Festival de Cannes 2010 Prix spécial du jury pour le Tchadien Mahamat-Saleh Haroun
Par Atse N'cho de Brignan
- Réalisé à Paris
De l’histoire du Festival de Cannes, jamais un film africain n’a obtenu à l’unanimité l’approbation du jury. Après 13 années de compétition, "Un homme qui crie n’est pas un ours qui danse" est le premier long métrage africain qui remporte un prix à cette prestigieuse cérémonie de récompense des talents cinématographiques. Le lauréat de ce prix, Mahamat-Saleh Haroun, est un Tchadien de 49 ans.
"Je viens d’un pays où il n’existe pas grande chose. Je l’ai souvent dit à la presse et donc je ne vais pas le répéter ce soir. Donc dans ce contexte désertique, j’ai appris une chose: il faut faire les films comme les petits plats mijotés qu’on prépare aux gens qu’on aime.", tel est son discours à la remise du Prix. En effet, le titre de son dernier film, "Un homme qui crie n'est pas un ours qui danse" est un extrait d’un bout de phrase tiré du Cahier d’un retour au pays natal, célèbre livre du poète martiniquais Aimé Césaire. Ecrit en 2009, ce long métrage évoque les guerres tribales au Tchad à travers l’histoire d’un père et d’un fils. Les rebelles armés menaçant le pouvoir, en réaction, le gouvernement fait appel à la population pour un "effort de guerre", exigeant de l’argent ou un enfant en âge de combattre. Adam (Youssouf Djaoro) est ainsi harcelé par son chef de quartier pour sa contribution. Mais il n’a pas d’argent, il n’a que son fils (Diouc Koma) pour éponger sa dette et le jeune est enrôlé de force dans l’armée.... Une véritable fiction qui ne manque pas d’humour.
Bouleversant, le film qui était en compétition pour la Palme d’or au Festival de Cannes a finalement remporté le Prix du jury. Pour le cinéaste Mahamat-Saleh Haroun, "Un homme qui crie" contribue avec force à inscrire l’homme africain dans une humanité qui lui a été [et lui est] si souvent encore refusée: ?Les films que je fais, c’est tout simplement pour ramener l'Afrique dans l’Humanité. Il me semble que souvent, on lui a refusé cela?, a-t-il lancé à la presse internationale réunie à Cannes. Et pour finir: "On me dit que mes films sont universels, mais je suis un homme donc je suis porteur d’universel. Cela ne devrait étonner personne, que je fasse un film universel !"

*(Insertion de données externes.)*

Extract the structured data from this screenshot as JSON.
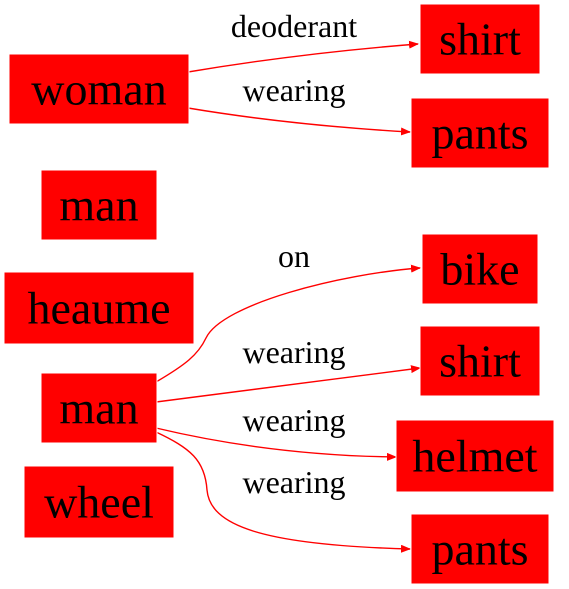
{
  "colors": {
    "node_fill": "#ff0000",
    "edge": "#ff0000",
    "text": "#000000",
    "background": "#ffffff"
  },
  "nodes": {
    "woman": "woman",
    "shirt_1": "shirt",
    "pants_1": "pants",
    "man_1": "man",
    "heaume": "heaume",
    "man_2": "man",
    "bike": "bike",
    "shirt_2": "shirt",
    "helmet": "helmet",
    "wheel": "wheel",
    "pants_2": "pants"
  },
  "edges": {
    "woman_shirt": "deoderant",
    "woman_pants": "wearing",
    "man_bike": "on",
    "man_shirt": "wearing",
    "man_helmet": "wearing",
    "man_pants": "wearing"
  }
}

49 ans, Mahamat-Saleh Haroun, le lauréat de ce grand prix du jury, est un Tchadien originaire d’Abéché, dans l’est du pays, près de la frontière du Soudan. Après avoir signé trois autres fictions : "Bye bye Africa", qui a gagné le Prix du premier film au Festival de Venise 1999, "Abouna" en 2002 et "Daratt" qui remporta le Prix du jury à Venise en 2006 et l'Etalon de bronze au Festival panafricain de Ouagadougou (Fespaco), Il est vrai que l’absence des cinéastes africains dans la compétition cannoise depuis treize longues années confère à la projection d’Un homme qui crie la dimension d’un véritable événement; la plus belle des consécrations planétaires pour un metteur en scène.

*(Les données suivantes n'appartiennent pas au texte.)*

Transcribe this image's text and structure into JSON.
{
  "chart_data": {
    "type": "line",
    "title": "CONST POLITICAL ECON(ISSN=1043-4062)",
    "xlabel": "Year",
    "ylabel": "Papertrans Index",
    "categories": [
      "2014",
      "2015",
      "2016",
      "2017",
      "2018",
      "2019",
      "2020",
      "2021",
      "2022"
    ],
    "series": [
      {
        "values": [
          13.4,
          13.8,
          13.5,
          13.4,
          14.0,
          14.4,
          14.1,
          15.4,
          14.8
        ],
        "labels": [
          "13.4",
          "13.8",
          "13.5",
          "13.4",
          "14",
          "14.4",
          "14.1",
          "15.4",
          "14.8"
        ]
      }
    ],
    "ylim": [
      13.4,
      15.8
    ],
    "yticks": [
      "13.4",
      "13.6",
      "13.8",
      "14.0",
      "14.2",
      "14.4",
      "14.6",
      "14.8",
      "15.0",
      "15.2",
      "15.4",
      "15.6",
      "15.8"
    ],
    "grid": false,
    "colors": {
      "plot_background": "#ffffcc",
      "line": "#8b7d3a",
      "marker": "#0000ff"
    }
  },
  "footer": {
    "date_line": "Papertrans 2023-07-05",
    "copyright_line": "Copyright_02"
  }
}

Produit par Florence Stern pour la société parisienne Pili Films et par Diana Elbaum pour les Belges de Entre Chiens et Loups, Un homme qui crie n’est pas un ours qui danse avait été sélectionné au Cinemart de Rotterdam 2007. Il bénéficie d’un budget de 2 M\ incluant notamment une avance sur recettes du Centre National du Cinéma et de l’image animée (CNC), le soutien de la Communauté Française de Belgique, celui du programme de coopération UE-ACP (ACPFILMS) et des préachats de Canal +, Canal Horizons, Ciné Cinéma et TV5 Monde. La distribution en salles sera assurée en Belgique par Cinéart et en France par Pyramide qui pilote également les ventes internationales.